L'image de toute la séquence tire vers le sépia.
Chanteuse
(Hors champ)
Qui viendra encore me faire le cirque / Des amours nostalgiques / Dans la
poussière…
(Une femme à droite, de dos, pauvrement vêtue, fait un geste d'adieu à un
petit garçon dans le manège)
Qui viendra encore me faire « J'ai peur » / Le couteau dans le cœur / Dans la
lumière…
(Travelling arrière et pano bas derrière les grilles du parc qui recadre la
scène en plan d'ensemble, le Sacré-Cœur tout en haut à l'arrière-plan. La
femme s'éloigne, un sac de voyage à la main, arrive vers le premier plan à
droite et se retourne une dernière fois, marche de dos vers la droite derrière
les grilles, ne quittant pas du regard le manège à gauche à l'arrière-plan,
suivi pano)
Qui viendra me traiter en tigresse / Le fouet comme une caresse / Sur la
musique…
(tandis que les paroles de la chanson passent au centre. Mouvement grue
vers le haut qui recadre un groupe dans le parc, à droite, entourant une
chanteuse – Patricia Grillo – et petit son orchestre, appartenant au cirque
Gruss)
Qui viendra me faire jongler parmi les ballons pathétiques / Des fois,
j'panique…
(La femme a disparu du cadre, seul reste le groupe et la chanteuse en plan
large et longue focale. La chanteuse entame le couplet, cette fois-ci avec un
peu plus d'entrain, distribuant aux promeneurs les paroles de sa chanson)
Qui me dira les mots d'amour qui font si bien du mal / Qui me tiendra quand tu
iras décrocher toutes les étoiles…
Sont apparues en grosses lettres rouges évoquant le cirque et en bas du cadre sur toute
sa largeur les noms des principaux interprètes puis celui du réalisateur.Océan Atlantique, nuit
3 suite 1. Retour présent.
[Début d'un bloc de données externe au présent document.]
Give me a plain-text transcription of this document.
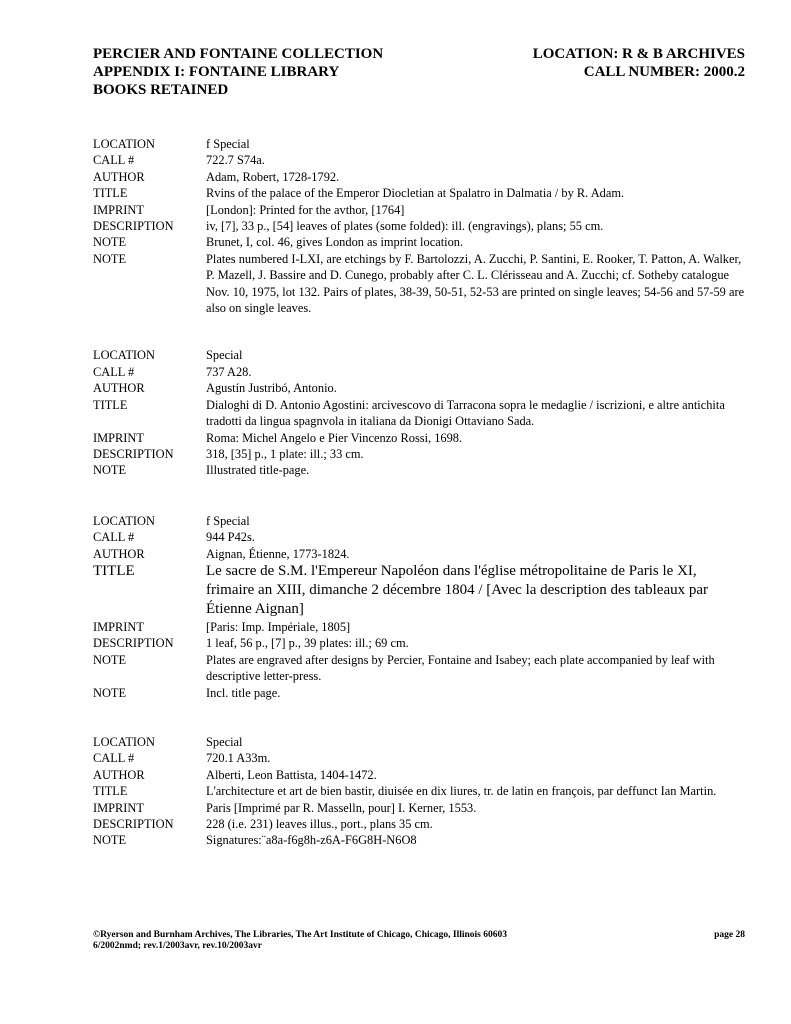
PERCIER AND FONTAINE COLLECTION
APPENDIX I: FONTAINE LIBRARY
BOOKS RETAINED
LOCATION: R & B ARCHIVES
CALL NUMBER: 2000.2
LOCATION	f Special
CALL #	722.7 S74a.
AUTHOR	Adam, Robert, 1728-1792.
TITLE	Rvins of the palace of the Emperor Diocletian at Spalatro in Dalmatia / by R. Adam.
IMPRINT	[London]: Printed for the avthor, [1764]
DESCRIPTION	iv, [7], 33 p., [54] leaves of plates (some folded): ill. (engravings), plans; 55 cm.
NOTE	Brunet, I, col. 46, gives London as imprint location.
NOTE	Plates numbered I-LXI, are etchings by F. Bartolozzi, A. Zucchi, P. Santini, E. Rooker, T. Patton, A. Walker, P. Mazell, J. Bassire and D. Cunego, probably after C. L. Clérisseau and A. Zucchi; cf. Sotheby catalogue Nov. 10, 1975, lot 132. Pairs of plates, 38-39, 50-51, 52-53 are printed on single leaves; 54-56 and 57-59 are also on single leaves.
LOCATION	Special
CALL #	737 A28.
AUTHOR	Agustín Justribó, Antonio.
TITLE	Dialoghi di D. Antonio Agostini: arcivescovo di Tarracona sopra le medaglie / iscrizioni, e altre antichita tradotti da lingua spagnvola in italiana da Dionigi Ottaviano Sada.
IMPRINT	Roma: Michel Angelo e Pier Vincenzo Rossi, 1698.
DESCRIPTION	318, [35] p., 1 plate: ill.; 33 cm.
NOTE	Illustrated title-page.
LOCATION	f Special
CALL #	944 P42s.
AUTHOR	Aignan, Étienne, 1773-1824.
TITLE	Le sacre de S.M. l'Empereur Napoléon dans l'église métropolitaine de Paris le XI, frimaire an XIII, dimanche 2 décembre 1804 / [Avec la description des tableaux par Étienne Aignan]
IMPRINT	[Paris: Imp. Impériale, 1805]
DESCRIPTION	1 leaf, 56 p., [7] p., 39 plates: ill.; 69 cm.
NOTE	Plates are engraved after designs by Percier, Fontaine and Isabey; each plate accompanied by leaf with descriptive letter-press.
NOTE	Incl. title page.
LOCATION	Special
CALL #	720.1 A33m.
AUTHOR	Alberti, Leon Battista, 1404-1472.
TITLE	L'architecture et art de bien bastir, diuisée en dix liures, tr. de latin en françois, par deffunct Ian Martin.
IMPRINT	Paris [Imprimé par R. Masselln, pour] I. Kerner, 1553.
DESCRIPTION	228 (i.e. 231) leaves illus., port., plans 35 cm.
NOTE	Signatures:¨a8a-f6g8h-z6A-F6G8H-N6O8
©Ryerson and Burnham Archives, The Libraries, The Art Institute of Chicago, Chicago, Illinois 60603
6/2002nmd; rev.1/2003avr, rev.10/2003avr
page 28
La chanson continue, accompagnée du bruit de la pleine mer.
Chanson
( O v e r )
Qui me voudra avec le nez rouge et le cœur en larmes / Qui m'aimera quand je
ne serai plus que la moitié d'une femme…
La caméra finit par rejoindre et dépasser par la gauche en plan large un voilier solitaire
fendant les vagues, la silhouette de son unique passager seul à la barre.Flashback. 1937, Paris, Sacré-Cœur, ext. jour
4. Plan rapproché longue focale sur une partie des promeneurs qui entourent la chanteuse
hors champ à droite : deux femmes, un gendarme, une petite fille à droite dans les bras de
sa mère hors champ. Tous chantent avec elle en suivant les paroles sur les partitions
distribuées.
Tous
Qui viendra encore me faire rêver / Le clown ou l'écuyer / Sortant de l'ombre…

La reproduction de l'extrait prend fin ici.